Pode ser também o que não apenas melhora o
presente, mas o que promete o futuro, mercadejando esperanças e não se
restringindo tão-somente às necessidades imediatas, ligadas praticamente a
níveis mínimos de subsistência. Em todo caso, o voto se transforma na moeda com
a qual se “compra” o benefício pretendido. Se os mais abastados querem
empregos, cargos importantes, facilidades de vida que implicam investir no
futuro, os mais pobres, no imediatismo provocado pelas premências e urgências
de seu sobreviver, “intimam” os candidatos com pedidos de toda ordem, dos mais
simples aos mais estrambóticos. Restará para o candidato a dúvida quanto à
obtenção da “lealdade” de seu eleitor. Mesmo assim, o postulante ao cargo
eleitoral sabe que o ideal é ter ouro em pó.

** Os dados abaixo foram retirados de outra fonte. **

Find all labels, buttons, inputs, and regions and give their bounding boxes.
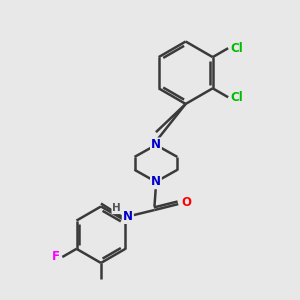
Text: O: O bbox=[182, 196, 192, 209]
Text: Cl: Cl bbox=[230, 91, 243, 104]
Text: N: N bbox=[123, 210, 133, 223]
Text: Cl: Cl bbox=[230, 42, 243, 55]
Text: N: N bbox=[151, 138, 161, 152]
Text: F: F bbox=[52, 250, 60, 263]
Text: H: H bbox=[112, 203, 121, 213]
Text: N: N bbox=[151, 175, 161, 188]
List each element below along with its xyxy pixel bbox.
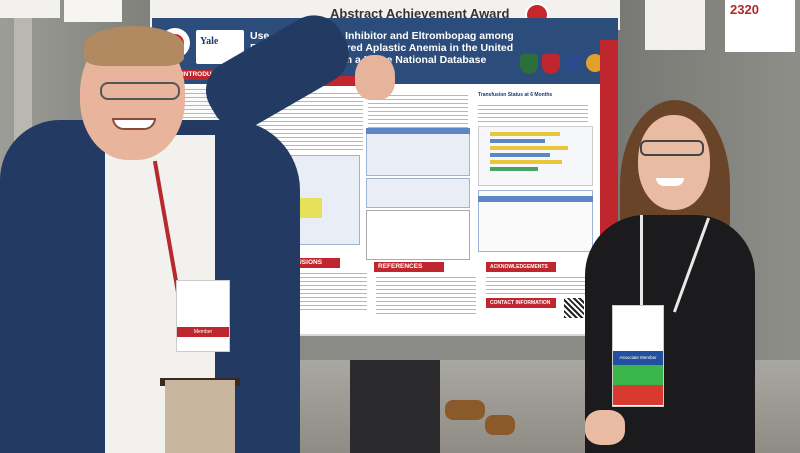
woman-name-badge: Associate Member <box>612 305 664 407</box>
man-glasses-icon <box>100 82 180 100</box>
chart-bar-5 <box>490 160 562 164</box>
references-heading: REFERENCES <box>374 262 444 272</box>
man-pointing-hand <box>355 55 395 100</box>
transfusion-text <box>478 102 588 124</box>
chart-bar-2 <box>490 139 545 143</box>
booth-number-sign <box>725 0 795 52</box>
flow-diagram <box>366 210 470 260</box>
background-shoe <box>445 400 485 420</box>
crest-icon-1 <box>520 54 538 74</box>
award-banner-text: Abstract Achievement Award <box>330 6 510 21</box>
woman-face <box>638 115 710 210</box>
references-text <box>376 274 476 314</box>
left-note-sheet <box>0 0 60 18</box>
transfusion-heading: Transfusion Status at 6 Months <box>478 92 553 98</box>
man-badge-membership: Member <box>177 327 229 337</box>
woman-smile <box>656 178 684 186</box>
side-sign-sheet <box>645 0 705 50</box>
woman-glasses-icon <box>640 140 704 156</box>
booth-number: 2320 <box>730 2 759 17</box>
crest-icon-3 <box>564 54 582 74</box>
left-note-sheet-2 <box>64 0 122 22</box>
man-pants <box>165 380 235 453</box>
woman-hand <box>585 410 625 445</box>
background-shoe-2 <box>485 415 515 435</box>
yale-logo: Yale <box>196 30 244 64</box>
middle-table-1 <box>366 128 470 176</box>
man-smile <box>112 118 156 130</box>
crest-icon-2 <box>542 54 560 74</box>
qr-code-icon <box>564 298 584 318</box>
woman-lanyard <box>640 215 643 315</box>
middle-table-2 <box>366 178 470 208</box>
acknowledgements-text <box>486 274 586 294</box>
man-name-badge: Member <box>176 280 230 352</box>
man-hair <box>84 26 184 66</box>
cox-table-header <box>478 196 593 202</box>
chart-bar-6 <box>490 167 538 171</box>
woman-badge-red-stripe <box>613 385 663 405</box>
acknowledgements-heading: ACKNOWLEDGEMENTS <box>486 262 556 272</box>
chart-bar-1 <box>490 132 560 136</box>
chart-bar-4 <box>490 153 550 157</box>
crest-icon-4 <box>586 54 604 72</box>
woman-badge-membership: Associate Member <box>613 351 663 365</box>
yale-logo-text: Yale <box>200 36 219 47</box>
chart-bar-3 <box>490 146 568 150</box>
contact-heading: CONTACT INFORMATION <box>486 298 556 308</box>
background-person-legs-2 <box>350 360 440 453</box>
woman-badge-green-stripe <box>613 365 663 385</box>
middle-table-1-header <box>366 128 470 134</box>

O mau exemplo vem de cima. O PT comprou todos que estavam à venda. Por que seria diferente com o andar de baixo? O rico empresário que aceita defender o partido em troca de subsídios, o funcionário público que pensa apenas em preservar suas regalias, o sindicalista que quer manter mamatas, nada disso é diferente, na essência, do que faz o pobre desesperado que troca seu voto por uma dentadura. Muda-se apenas o preço, mas o produto é o mesmo: o voto.
Resta saber até quando vamos conviver com esse modelo nefasto, com esse patrimonalismo absurdo, com essa “ética da malandragem” que faz com que o Brasil nunca deixe de ser o “país do futuro”. O PT não inventou nada disso. Mas com ele, regressamos com força ao triste passado!